By collaborating with offshore industry decision-makers over the last few years, we know that if an offshore oil and gas company can factor in the likelihood of upcoming calm weather – instead of relying on a single prediction of a few days’ lead time – they will be able to make better operational decisions, earlier.

Exploiting the complex ensemble information has traditionally been difficult. Our research has focused on making the science more accessible, useful and usable. It does this by developing tools that combine the benefits of the simplicity of a single prediction with the skill of ensemble forecasts. For example, we can come up with more reliable longer-term forecasts by applying certain criteria to the data, or by looking at a synoptic weather pattern over larger areas.

We can realise he full potential of the ensemble forecast by presenting the information in a way that is both easy and intuitive to interpret.

Better, earlier decisions

Using an ensemble forecast can increase confidence that a certain type of weather is more or less likely to occur in the coming weeks. Let’s say, for instance, a company wants to plan a routine operation or maintenance activity.
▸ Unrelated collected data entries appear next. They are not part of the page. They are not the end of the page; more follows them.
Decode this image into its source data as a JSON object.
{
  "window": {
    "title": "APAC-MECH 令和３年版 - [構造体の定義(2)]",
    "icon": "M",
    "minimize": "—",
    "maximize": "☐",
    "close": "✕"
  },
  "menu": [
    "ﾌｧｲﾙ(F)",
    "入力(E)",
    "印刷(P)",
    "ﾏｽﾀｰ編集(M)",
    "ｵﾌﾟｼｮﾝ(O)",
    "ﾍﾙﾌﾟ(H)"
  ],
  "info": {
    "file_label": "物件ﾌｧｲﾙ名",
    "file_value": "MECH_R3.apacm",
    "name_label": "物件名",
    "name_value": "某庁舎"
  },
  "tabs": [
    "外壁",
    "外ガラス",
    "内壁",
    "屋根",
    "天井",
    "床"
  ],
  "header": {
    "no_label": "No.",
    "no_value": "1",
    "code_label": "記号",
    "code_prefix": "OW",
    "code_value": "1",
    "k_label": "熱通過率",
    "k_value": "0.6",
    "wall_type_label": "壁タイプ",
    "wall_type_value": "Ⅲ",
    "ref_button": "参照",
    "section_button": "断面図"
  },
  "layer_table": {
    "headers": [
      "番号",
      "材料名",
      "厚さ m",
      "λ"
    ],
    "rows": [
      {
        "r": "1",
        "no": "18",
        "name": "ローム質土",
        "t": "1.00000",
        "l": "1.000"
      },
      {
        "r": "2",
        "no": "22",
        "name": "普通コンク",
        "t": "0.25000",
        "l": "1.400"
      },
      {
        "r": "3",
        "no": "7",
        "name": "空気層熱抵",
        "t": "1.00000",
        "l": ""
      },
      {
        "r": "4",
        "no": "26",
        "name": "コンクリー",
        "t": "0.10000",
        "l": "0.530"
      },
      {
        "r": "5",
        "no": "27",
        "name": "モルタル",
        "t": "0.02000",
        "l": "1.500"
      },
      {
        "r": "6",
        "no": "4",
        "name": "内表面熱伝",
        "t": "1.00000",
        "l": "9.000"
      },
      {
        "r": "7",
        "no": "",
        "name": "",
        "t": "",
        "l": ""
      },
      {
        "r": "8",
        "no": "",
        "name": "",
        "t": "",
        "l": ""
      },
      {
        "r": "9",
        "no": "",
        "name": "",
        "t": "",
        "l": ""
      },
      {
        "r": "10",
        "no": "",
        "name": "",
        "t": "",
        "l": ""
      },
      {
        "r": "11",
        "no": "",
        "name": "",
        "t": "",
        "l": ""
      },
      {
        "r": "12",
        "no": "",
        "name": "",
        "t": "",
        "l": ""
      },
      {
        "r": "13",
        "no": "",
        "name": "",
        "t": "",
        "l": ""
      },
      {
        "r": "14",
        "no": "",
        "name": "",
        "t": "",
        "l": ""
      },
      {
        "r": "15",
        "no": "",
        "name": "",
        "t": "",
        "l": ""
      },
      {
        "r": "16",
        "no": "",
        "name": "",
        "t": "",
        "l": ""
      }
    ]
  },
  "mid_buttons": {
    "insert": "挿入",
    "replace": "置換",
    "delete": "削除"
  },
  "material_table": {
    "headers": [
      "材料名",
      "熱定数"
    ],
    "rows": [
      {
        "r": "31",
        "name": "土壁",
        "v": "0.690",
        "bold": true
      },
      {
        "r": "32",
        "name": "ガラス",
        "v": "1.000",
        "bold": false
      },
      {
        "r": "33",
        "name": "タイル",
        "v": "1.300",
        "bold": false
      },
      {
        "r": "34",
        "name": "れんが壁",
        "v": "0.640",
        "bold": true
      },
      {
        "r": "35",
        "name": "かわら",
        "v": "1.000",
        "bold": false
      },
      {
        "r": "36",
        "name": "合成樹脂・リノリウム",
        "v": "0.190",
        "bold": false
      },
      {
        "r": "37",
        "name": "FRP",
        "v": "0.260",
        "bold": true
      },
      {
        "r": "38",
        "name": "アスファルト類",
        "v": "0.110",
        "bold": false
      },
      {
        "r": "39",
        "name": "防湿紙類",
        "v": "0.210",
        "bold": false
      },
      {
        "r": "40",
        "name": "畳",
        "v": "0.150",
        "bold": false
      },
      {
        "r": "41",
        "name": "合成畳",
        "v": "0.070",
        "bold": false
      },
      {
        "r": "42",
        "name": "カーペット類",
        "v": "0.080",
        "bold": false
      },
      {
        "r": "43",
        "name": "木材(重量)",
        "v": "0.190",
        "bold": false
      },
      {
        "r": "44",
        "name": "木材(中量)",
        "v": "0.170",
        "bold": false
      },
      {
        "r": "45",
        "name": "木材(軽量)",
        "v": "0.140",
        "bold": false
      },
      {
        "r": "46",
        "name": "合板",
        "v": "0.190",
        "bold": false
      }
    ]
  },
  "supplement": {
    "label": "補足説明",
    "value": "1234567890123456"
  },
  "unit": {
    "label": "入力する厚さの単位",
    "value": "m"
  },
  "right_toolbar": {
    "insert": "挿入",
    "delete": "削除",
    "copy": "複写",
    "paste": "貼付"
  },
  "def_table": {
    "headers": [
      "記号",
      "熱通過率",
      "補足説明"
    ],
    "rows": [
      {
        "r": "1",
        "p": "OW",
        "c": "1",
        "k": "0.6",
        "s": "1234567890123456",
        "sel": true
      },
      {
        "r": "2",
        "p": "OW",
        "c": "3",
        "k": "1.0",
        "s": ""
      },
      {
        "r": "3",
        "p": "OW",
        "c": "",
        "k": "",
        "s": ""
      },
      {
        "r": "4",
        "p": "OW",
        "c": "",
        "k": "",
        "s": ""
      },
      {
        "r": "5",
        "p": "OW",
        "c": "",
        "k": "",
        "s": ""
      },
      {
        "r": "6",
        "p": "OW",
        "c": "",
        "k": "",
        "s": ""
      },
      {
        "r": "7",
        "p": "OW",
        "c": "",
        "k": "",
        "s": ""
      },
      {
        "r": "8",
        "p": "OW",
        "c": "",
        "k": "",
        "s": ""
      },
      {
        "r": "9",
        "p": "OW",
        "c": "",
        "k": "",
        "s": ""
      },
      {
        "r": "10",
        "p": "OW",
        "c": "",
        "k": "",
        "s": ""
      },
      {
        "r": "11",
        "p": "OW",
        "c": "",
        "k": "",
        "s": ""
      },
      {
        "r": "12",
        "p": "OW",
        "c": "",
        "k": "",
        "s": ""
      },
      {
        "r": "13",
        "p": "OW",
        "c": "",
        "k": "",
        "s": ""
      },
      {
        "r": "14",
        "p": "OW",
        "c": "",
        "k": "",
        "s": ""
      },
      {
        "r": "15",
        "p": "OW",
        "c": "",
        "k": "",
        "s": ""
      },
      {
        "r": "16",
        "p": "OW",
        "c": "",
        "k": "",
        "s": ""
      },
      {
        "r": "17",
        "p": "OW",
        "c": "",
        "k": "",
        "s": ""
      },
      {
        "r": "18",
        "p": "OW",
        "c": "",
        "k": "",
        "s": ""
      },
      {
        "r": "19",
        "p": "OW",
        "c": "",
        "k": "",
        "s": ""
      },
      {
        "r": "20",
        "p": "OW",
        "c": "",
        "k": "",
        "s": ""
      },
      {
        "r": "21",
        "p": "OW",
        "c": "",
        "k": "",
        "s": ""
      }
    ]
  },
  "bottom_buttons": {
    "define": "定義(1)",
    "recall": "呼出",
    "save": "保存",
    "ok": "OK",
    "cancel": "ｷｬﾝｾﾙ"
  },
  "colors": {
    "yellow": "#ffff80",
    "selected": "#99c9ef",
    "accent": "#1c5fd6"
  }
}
With a single prediction, they could be fairly confident the calm conditions they need to carry out the work are coming up in three days’ time.

By using the full extent of the available uncertainty information, the company would have an early awareness of suitable conditions at a longer lead team, as well as an indication about whether it is likely to be the only workable weather window over the coming weeks ahead. This extra context is vital for planning. It means the company can book equipment and coordinate staff with much greater confidence, prioritising activities accordingly.

Still keeping safe – but reducing operational costs

The safety of employees is paramount to the offshore industry. Therefore, the final approval to start a planned operation is made immediately before its start. However, it is important that asset managers only book equipment if they are confident they can use it. From a planning perspective, as the event approaches, the greater the demand for resources grows. This can result in huge increases in the cost of securing offshore equipment, sometimes by over 1,000%! With a way to improve decision-making, companies would be able to book resources earlier. Thus, ensuring reduced costs and avoiding losing thousands of pounds per day in unplanned downtime.

Extending the benefits beyond the marine sector

The benefits of longer-range forecasts may be applied to other sectors. If the marine renewable energy sector integrates longer-range forecasts into their way of working, they could streamline their operations. This would make them even more cost-efficient – and could help the UK deliver on its Industrial Strategy.

Increased usability could also be exploited by other industries that need improved decision-making. As well as for the management of specific risk, such as demand modelling for the water sector.

Translating science into services for the future

In all industries and sectors, decision-makers want to reduce operational costs by being more efficient. A core part of our job at the Met Office is to consult and collaborate with customers to enable them to do so. This research not only helps to support this – it addresses a pressing industry need by developing the very latest in scientific and technological thinking.